Quinn had a sense of deja vu, and then she remembered an old silent film, Fritz Lang's Metropolis , in which laborers in the city of the future were shown working the machines of the future, pulling levers with soulless ennui.

But this was no dank subterranean factory. Dozens of huge, magnificent chandeliers were suspended in recesses in the mirrored ceiling. Lights flashed everywhere.

She heard excited shouting from a group of men crowded around a table.

"What's that?"

"Craps. I've tried to learn that game for years but I still don't understand it."

"They sound like they're having fun."

"That's because they're winning. But you can lose your shirt before you know it in that game."

She followed him to the blackjack section, aisles of curved tables, some full, some empty.

"Can we get a non-smoking table?"

"That's not one of my criteria," Tim said, "but I'll try."

"There's nobody at that one," she said, pointing to a table where a female dealer stood with her hands behind her back, staring blindly ahead over an empty expanse of green the color of sunlit Astroturf. She wore a purple vest festooned with gold brocade over a white shirt fastened at the throat with a gold broach. All the dealers, male and female, were dressed identically. "We could have it all to ourselves."

"We don't want it all to ourselves," he said. "It'd take forever to work through the shoe."

"But she looks lonely."

"Quinn..."

"Sorry."

They wandered up and down the blackjack aisles. Quinn watched Tim's eyes flickering from table to table, searching.

"What are we waiting for?"

"I'm looking for the right table," Tim said. "It's got to be nearly full and the dealer is just starting a new shoe." He stopped, staring. "And I think I just found it."

He led her to the right.

"But it's only got one seat."

"That's for you."

"What are you going to do?"

"I'll be standing right behind you, teaching you the game, waiting for another seat to open up."
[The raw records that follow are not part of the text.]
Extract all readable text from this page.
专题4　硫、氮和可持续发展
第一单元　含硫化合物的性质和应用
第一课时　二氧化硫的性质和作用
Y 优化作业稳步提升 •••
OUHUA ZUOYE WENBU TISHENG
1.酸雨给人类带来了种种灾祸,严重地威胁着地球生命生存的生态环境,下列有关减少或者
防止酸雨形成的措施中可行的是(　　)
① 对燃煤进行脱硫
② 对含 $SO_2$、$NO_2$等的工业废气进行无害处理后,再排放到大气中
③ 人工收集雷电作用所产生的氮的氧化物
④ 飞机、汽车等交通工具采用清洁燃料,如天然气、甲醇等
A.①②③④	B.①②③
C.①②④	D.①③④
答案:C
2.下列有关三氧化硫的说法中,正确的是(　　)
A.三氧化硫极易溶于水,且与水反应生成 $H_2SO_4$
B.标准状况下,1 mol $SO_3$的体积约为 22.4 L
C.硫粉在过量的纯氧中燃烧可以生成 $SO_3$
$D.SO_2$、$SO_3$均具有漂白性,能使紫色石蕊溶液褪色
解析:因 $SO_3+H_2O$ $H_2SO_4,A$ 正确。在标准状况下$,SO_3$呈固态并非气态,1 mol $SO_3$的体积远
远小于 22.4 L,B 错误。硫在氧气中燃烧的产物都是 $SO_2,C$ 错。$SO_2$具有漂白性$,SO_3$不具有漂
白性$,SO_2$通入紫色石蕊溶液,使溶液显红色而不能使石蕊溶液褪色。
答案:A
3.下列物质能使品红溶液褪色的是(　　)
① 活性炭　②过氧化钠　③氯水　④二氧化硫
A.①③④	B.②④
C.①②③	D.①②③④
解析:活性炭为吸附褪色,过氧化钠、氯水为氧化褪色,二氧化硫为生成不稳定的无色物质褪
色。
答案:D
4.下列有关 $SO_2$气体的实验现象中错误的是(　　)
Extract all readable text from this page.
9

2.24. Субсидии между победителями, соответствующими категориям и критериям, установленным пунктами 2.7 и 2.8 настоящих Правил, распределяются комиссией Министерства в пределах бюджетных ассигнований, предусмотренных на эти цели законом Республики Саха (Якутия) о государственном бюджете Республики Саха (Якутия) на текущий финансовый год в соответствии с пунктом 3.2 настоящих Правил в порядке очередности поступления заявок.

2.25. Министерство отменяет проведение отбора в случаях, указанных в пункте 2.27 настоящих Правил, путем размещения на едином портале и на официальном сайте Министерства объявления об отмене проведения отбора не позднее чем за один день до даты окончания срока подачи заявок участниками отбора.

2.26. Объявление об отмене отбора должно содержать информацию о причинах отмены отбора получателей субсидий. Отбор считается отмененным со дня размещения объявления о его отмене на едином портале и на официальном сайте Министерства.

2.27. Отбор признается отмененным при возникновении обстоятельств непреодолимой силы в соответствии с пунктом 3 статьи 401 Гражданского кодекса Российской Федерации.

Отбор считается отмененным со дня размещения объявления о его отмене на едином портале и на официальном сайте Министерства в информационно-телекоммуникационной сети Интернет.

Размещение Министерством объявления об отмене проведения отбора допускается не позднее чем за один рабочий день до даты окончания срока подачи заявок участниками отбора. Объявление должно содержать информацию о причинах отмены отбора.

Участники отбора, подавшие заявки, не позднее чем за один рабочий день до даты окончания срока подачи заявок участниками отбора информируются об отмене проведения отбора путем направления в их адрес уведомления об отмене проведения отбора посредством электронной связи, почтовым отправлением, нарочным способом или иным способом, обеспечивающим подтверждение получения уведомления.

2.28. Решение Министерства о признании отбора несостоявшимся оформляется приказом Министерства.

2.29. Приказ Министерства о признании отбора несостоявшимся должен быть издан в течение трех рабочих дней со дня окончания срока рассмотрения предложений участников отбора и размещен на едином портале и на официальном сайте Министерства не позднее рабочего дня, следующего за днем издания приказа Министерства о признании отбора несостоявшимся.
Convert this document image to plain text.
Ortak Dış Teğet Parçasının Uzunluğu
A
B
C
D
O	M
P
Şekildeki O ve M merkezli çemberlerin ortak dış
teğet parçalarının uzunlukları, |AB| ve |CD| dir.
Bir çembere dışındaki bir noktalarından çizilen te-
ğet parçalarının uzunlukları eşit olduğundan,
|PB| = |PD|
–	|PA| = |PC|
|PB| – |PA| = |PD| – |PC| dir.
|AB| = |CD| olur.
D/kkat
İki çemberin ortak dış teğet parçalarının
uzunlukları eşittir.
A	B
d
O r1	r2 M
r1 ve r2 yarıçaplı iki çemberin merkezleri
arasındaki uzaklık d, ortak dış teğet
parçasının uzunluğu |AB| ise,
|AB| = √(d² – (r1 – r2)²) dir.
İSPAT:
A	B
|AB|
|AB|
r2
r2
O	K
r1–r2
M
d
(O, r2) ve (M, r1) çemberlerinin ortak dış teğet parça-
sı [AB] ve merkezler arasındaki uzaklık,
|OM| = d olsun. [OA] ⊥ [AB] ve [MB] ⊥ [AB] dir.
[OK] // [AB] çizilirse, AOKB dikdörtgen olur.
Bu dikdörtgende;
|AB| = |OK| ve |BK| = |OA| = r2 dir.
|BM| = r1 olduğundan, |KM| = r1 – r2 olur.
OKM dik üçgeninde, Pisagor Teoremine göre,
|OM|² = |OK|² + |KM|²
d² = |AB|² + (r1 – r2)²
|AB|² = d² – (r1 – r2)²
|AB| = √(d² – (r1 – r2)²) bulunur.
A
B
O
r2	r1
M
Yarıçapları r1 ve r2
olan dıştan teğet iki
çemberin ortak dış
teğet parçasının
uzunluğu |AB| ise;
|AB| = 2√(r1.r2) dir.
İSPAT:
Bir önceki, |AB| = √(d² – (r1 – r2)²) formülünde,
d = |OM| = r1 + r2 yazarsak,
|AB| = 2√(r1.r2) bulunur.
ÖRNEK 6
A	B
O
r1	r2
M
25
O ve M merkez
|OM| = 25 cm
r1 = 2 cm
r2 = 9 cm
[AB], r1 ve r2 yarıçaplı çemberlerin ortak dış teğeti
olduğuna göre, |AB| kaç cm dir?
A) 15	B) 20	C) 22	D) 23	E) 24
Quinn saw cigarettes in the hands of two of the four players already at the table.

"About that non-smoking table?"

"Quinn..."

"Sorry."

*

As Tim pulled out the end seat on the dealer's right and held it for Quinn, he scanned the cards on the table. This was the first hand. He'd seen one of the players placing the yellow cut card and had moved quickly, despite the table limits: minimum $10 / Maximum $500. He would have preferred something higher. Once the cards already played were photographed and filed in his memory, he squared Quinn at the table and dropped twenty one-hundred-dollar bills on the table.